Vermont’s Oral Health program partners with the University of Vermont’s Office of Primary Care and Area Health Education Centers (AHEC) to coordinate From the First Tooth trainings for primary care providers throughout Vermont, offering first time trainings as well as refresher courses at no charge to the practice. This program helps primary care providers integrate the following practices as standard of care for young pediatric patients: 1) Assess the oral health of young children; 2) Apply fluoride varnish to help prevent tooth decay; 3) Educate parents and caregivers about pediatric oral health; and 4) Make dental referrals. MCH leadership serves on the statewide oral health advisory panel, 802Smiles Network of School Dental Health Programs Planning Committee, and will work with the oral health program and chronic disease and disability advisory group to promote oral health for VT children with intellectual disabilities.
The Vermont Oral Health program developed a communications campaign to keep oral health on the radar during the pandemic. We distributed 3,724 dental kits containing a toothbrush, dental floss, a timer, and a bookmark (with tips for good oral health and resources to find a dentist) to 38 schools in Vermont and plan on distributing kits to additional schools during the upcoming school year. Previously, the program implemented a basic screening survey of VT children:
https://www.healthvermont.gov/sites/default/files/documents/pdf/oral_health_survey_1617.pdf
Plans are underway to conduct another survey during the 2022-23 school year.
Partnerships
MCH has adopted the framework in AMCHP’s Roadmap for Collaboration among Title V, Home Visiting, and Early Childhood Systems Programs to strengthen collaboration and shared priorities across Title V MCH programs, MIECHV, our HRSA ECCS VIP-3 project, and HRSA Maternal Depression and Related Substance Abuse Disorders Program partners. Following Roadmap recommendations, MCH has formed an internal early childhood unit to align early childhood work and opportunities and implement Roadmap recommendations. This includes prioritizing family leadership and health equity under the guidance of our new MCH Health Equity Team Lead and VDH’s Health Equity and Community Engagement (HECE) Team. MCH efforts have been expanded by VIP-3 implementation partners including: the Vermont Department of Health, Help Me Grow Vermont, Department of Vermont Health Access (DVHA); Vermont Children’s Health Improvement Project’s (VCHIP), the Building Bright Futures (BBF) Early Childhood State Advisory Council (SAC) network, and United Ways of Vermont.
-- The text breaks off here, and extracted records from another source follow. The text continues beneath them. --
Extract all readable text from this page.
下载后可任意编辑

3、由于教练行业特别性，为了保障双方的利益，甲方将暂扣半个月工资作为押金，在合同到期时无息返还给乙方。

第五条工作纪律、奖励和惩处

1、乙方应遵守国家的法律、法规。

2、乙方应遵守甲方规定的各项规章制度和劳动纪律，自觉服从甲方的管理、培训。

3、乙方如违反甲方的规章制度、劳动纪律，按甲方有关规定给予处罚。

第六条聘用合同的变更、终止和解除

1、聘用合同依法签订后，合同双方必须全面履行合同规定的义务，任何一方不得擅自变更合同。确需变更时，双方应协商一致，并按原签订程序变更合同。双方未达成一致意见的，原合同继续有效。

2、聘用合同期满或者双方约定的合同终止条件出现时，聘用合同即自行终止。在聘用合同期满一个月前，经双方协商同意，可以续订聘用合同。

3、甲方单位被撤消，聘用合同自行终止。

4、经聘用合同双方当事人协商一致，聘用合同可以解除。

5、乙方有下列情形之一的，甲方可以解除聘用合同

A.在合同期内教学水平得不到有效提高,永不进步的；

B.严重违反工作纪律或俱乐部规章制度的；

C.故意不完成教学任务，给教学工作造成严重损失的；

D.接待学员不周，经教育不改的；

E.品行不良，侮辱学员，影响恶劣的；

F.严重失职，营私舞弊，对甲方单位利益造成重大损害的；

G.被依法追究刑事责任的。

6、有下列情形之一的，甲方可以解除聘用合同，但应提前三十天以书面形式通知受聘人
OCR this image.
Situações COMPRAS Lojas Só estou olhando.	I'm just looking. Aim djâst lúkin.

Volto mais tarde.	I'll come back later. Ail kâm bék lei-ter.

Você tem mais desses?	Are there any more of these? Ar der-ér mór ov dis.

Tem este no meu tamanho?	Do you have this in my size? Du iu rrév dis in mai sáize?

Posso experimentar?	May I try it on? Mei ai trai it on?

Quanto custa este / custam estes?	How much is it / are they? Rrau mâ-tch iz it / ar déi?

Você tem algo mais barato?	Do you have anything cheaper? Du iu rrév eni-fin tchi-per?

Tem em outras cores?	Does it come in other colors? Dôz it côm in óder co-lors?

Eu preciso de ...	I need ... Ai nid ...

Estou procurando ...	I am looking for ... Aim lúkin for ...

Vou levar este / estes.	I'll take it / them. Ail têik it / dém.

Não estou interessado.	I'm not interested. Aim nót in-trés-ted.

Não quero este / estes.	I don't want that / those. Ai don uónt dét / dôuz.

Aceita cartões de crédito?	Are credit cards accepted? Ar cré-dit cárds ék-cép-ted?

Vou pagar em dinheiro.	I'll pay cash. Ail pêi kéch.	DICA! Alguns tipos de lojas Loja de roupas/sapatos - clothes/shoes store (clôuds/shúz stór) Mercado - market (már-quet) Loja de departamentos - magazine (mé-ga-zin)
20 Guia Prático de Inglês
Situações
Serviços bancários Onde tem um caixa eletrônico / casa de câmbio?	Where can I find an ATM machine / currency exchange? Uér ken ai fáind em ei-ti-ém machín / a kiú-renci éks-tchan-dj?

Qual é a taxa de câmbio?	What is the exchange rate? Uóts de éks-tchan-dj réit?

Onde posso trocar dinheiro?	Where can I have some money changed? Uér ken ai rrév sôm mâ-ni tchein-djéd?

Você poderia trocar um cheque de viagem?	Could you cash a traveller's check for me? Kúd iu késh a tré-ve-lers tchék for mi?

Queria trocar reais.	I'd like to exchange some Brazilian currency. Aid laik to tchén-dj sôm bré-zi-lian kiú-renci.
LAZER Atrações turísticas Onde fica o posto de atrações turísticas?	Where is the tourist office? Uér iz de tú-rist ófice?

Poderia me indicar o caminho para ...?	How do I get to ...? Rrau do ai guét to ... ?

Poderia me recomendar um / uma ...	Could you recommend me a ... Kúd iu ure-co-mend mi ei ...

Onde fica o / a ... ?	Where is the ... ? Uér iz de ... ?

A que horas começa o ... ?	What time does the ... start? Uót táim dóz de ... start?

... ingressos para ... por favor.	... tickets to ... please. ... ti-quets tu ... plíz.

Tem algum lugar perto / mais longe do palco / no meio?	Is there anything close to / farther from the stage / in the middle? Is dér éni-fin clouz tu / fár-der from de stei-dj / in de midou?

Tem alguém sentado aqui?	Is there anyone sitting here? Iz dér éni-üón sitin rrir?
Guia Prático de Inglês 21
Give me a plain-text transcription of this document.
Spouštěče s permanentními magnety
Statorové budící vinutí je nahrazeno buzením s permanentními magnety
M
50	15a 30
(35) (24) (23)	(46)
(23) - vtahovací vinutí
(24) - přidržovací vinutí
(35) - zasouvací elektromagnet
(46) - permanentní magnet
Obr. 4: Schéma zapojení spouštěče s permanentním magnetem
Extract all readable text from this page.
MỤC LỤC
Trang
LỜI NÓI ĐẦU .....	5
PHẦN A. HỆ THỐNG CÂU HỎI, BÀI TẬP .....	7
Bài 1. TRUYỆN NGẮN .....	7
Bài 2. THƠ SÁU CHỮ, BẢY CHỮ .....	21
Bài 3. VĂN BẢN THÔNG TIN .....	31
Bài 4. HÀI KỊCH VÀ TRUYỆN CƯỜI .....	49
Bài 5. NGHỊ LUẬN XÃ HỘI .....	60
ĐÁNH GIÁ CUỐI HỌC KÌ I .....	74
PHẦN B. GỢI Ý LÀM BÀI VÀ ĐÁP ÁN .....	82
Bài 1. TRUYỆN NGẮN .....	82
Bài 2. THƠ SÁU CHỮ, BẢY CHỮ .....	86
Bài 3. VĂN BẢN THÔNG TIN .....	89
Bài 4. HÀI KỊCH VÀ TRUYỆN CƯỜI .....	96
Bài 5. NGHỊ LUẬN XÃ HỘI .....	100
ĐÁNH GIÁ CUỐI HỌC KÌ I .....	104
Additional critical partners include child and family serving agencies and professionals, Vermont State Agency representatives, Agency of Education, family leaders and the BBF Families and Communities Committee, cultural brokers, and Vermont’s MCH health system partners [e.g. American Academy of Pediatrics (AAP), American Academy of Family Physicians (AAFP), American College of Obstetricians and Gynecologists (ACOG), American College of Physicians (ACP), Blueprint for Health, VDH’s Health Equity and Community Engagement (HECE) Team, Medicaid and other health payer systems like OneCare Vermont.]
Vermont’s oral health and physical activity and nutrition programs sit within the Division of Health Promotion and Disease Prevention. Likewise, we work closely with our Office of Local Health and the regional MCH Coordinators and School Liaisons.